Question

Find the values of “a” for which function $f\left( x \right)=a{{x}^{3}}-9a{{x}^{2}}+9x+25$ is increasing on R.

Answer 1

A function is an increasing function when the first derivative of that function is greater than zero. Now, the given function is an increasing function so the first derivative of this function must be greater than 0. First of all take the derivative of that function with respect to x and then that derivative of the function is greater than 0 and solve the inequality to get the value of “a”.

Complete step-by-step answer :
The function given in the question is:
$f\left( x \right)=a{{x}^{3}}-9a{{x}^{2}}+9x+25$
It is also given that the above function is an increasing function for all the real values.
We know that whenever a function is an increasing function then the first derivative of that function is greater than 0 so taking derivative of the given function we get,
$\begin{aligned} & f\left( x \right)=a{{x}^{3}}-9a{{x}^{2}}+9x+25 \\\ & \Rightarrow f'\left( x \right)=a\left( \dfrac{d{{x}^{3}}}{dx} \right)-9a\left( \dfrac{d{{x}^{2}}}{dx} \right)+9\left( \dfrac{dx}{dx} \right)+\dfrac{d\left( 25 \right)}{dx} \\\ \end{aligned}$
We know that:
$\begin{aligned} & \dfrac{d{{x}^{3}}}{dx}=3{{x}^{2}} \\\ & \dfrac{d{{x}^{2}}}{dx}=2x \\\ & \dfrac{dx}{dx}=1 \\\ & \dfrac{d\left( \text{constant} \right)}{dx}=0 \\\ \end{aligned}$
Substituting the above derivatives in the derivative of f(x) we get,
$\begin{aligned} & f'\left( x \right)=a\left( 3{{x}^{2}} \right)-9a\left( 2x \right)+9\left( 1 \right)+0 \\\ & \Rightarrow f'\left( x \right)=3a{{x}^{2}}-18ax+9 \\\ \end{aligned}$
Now, function is an increasing function so:
$\begin{aligned} & f'\left( x \right)>0 \\\ & \Rightarrow 3a{{x}^{2}}-18ax+9>0 \\\ \end{aligned}$
The above inequality holds when the discriminant of the quadratic in x is less than 0.
Let us assume a quadratic expression in x:
$a{{x}^{2}}+bx+c$
Discriminant (or D) for the above quadratic expression is:
$D={{b}^{2}}-4ac$
Now, comparing the assumed quadratic expression with the above quadratic expression i.e. $3a{{x}^{2}}-18ax+9$ the discriminant for this quadratic expression is:
$\begin{aligned} & D={{\left( -18a \right)}^{2}}-4\left( 3a \right)\left( 9 \right) \\\ & \Rightarrow D={{\left( 18 \right)}^{2}}{{a}^{2}}-4\left( 27a \right) \\\ \end{aligned}$
Taking 9a as common from the right hand side of the above equation we get,
$D=9a\left( 36a-12 \right)$
In the above expression, we take 12 also common.
$D=9a\left( 12 \right)\left( 3a-1 \right)$
Now, this whole expression is less than 0.
$D=9a\left( 12 \right)\left( 3a-1 \right)<0$
Solving the above inequality we have,
The critical points of the expression $9a\left( 12 \right)\left( 3a-1 \right)$ are:
$\begin{aligned} & a=0, \\\ & 3a-1=0 \\\ \end{aligned}$
$\Rightarrow a=\dfrac{1}{3}$
Now, plotting the critical points on the number line then we will find that between $a=0$ and $a=\dfrac{1}{3}$ the D becomes negative. While when “a” is greater than $\dfrac{1}{3}$ then D becomes positive because both $a\And \left( 3a-1 \right)$ is positive and when “a” is less than 0 then also D becomes positive because then both $a\And \left( 3a-1 \right)$ individually becomes negative and their multiplication has become positive.
We are showing the above inequalities on the graph.

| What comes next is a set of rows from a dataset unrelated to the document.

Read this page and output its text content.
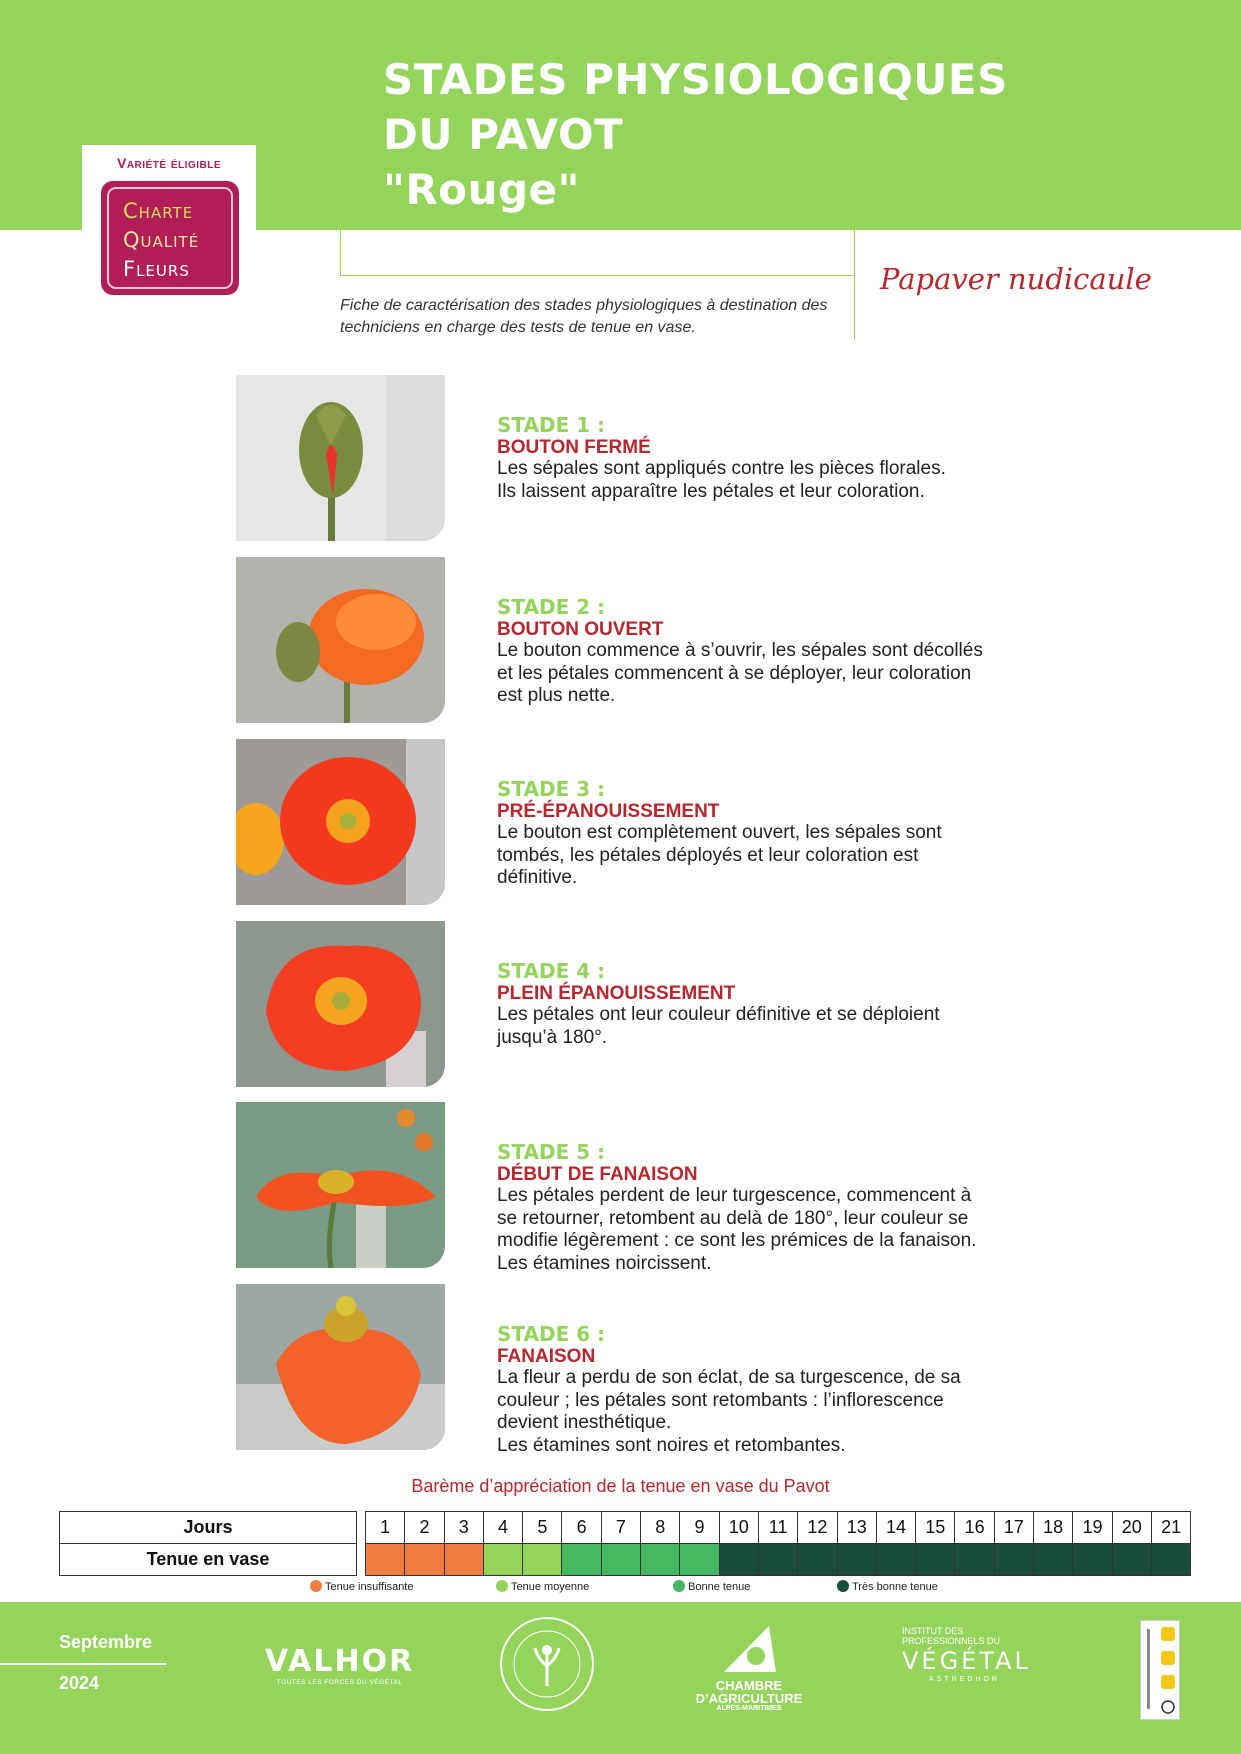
STADES PHYSIOLOGIQUES
DU PAVOT
"Rouge"
Papaver nudicaule
Fiche de caractérisation des stades physiologiques à destination des
techniciens en charge des tests de tenue en vase.
Variété éligible
Charte
Qualité
Fleurs
STADE 1 :
BOUTON FERMÉ
Les sépales sont appliqués contre les pièces florales.
Ils laissent apparaître les pétales et leur coloration.
STADE 2 :
BOUTON OUVERT
Le bouton commence à s’ouvrir, les sépales sont décollés
et les pétales commencent à se déployer, leur coloration
est plus nette.
STADE 3 :
PRÉ-ÉPANOUISSEMENT
Le bouton est complètement ouvert, les sépales sont
tombés, les pétales déployés et leur coloration est
définitive.
STADE 4 :
PLEIN ÉPANOUISSEMENT
Les pétales ont leur couleur définitive et se déploient
jusqu’à 180°.
STADE 5 :
DÉBUT DE FANAISON
Les pétales perdent de leur turgescence, commencent à
se retourner, retombent au delà de 180°, leur couleur se
modifie légèrement : ce sont les prémices de la fanaison.
Les étamines noircissent.
STADE 6 :
FANAISON
La fleur a perdu de son éclat, de sa turgescence, de sa
couleur ; les pétales sont retombants : l’inflorescence
devient inesthétique.
Les étamines sont noires et retombantes.
Barème d’appréciation de la tenue en vase du Pavot
Jours		1	2	3	4	5	6	7	8	9	10	11	12	13	14	15	16	17	18	19	20	21
Tenue en vase																						
Tenue insuffisante	Tenue moyenne	Bonne tenue	Très bonne tenue
Septembre
2024
VALHOR
TOUTES LES FORCES DU VÉGÉTAL	CHAMBRE
D’AGRICULTURE
ALPES-MARITIMES
INSTITUT DES
PROFESSIONNELS DU
VÉGÉTAL
ASTREDHOR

As you can see from the above graph, that region between A and B that we have shown by “h” is the interval between 0 and $\dfrac{1}{3}$ in which D is negative and is the required solution.
The way we are showing the solutions of “a” as follows:
$0 < a< \dfrac{1}{3}$

Note : In finding the range of values of “a”, we are not including the value 0 and $\dfrac{1}{3}$ so in the haste of solving the question you might include these values. This is a very common problem so in competitive exams also in order to confuse you they will give you options in which 0 or $\dfrac{1}{3}$ is included so be careful while writing the range of solutions of “a”.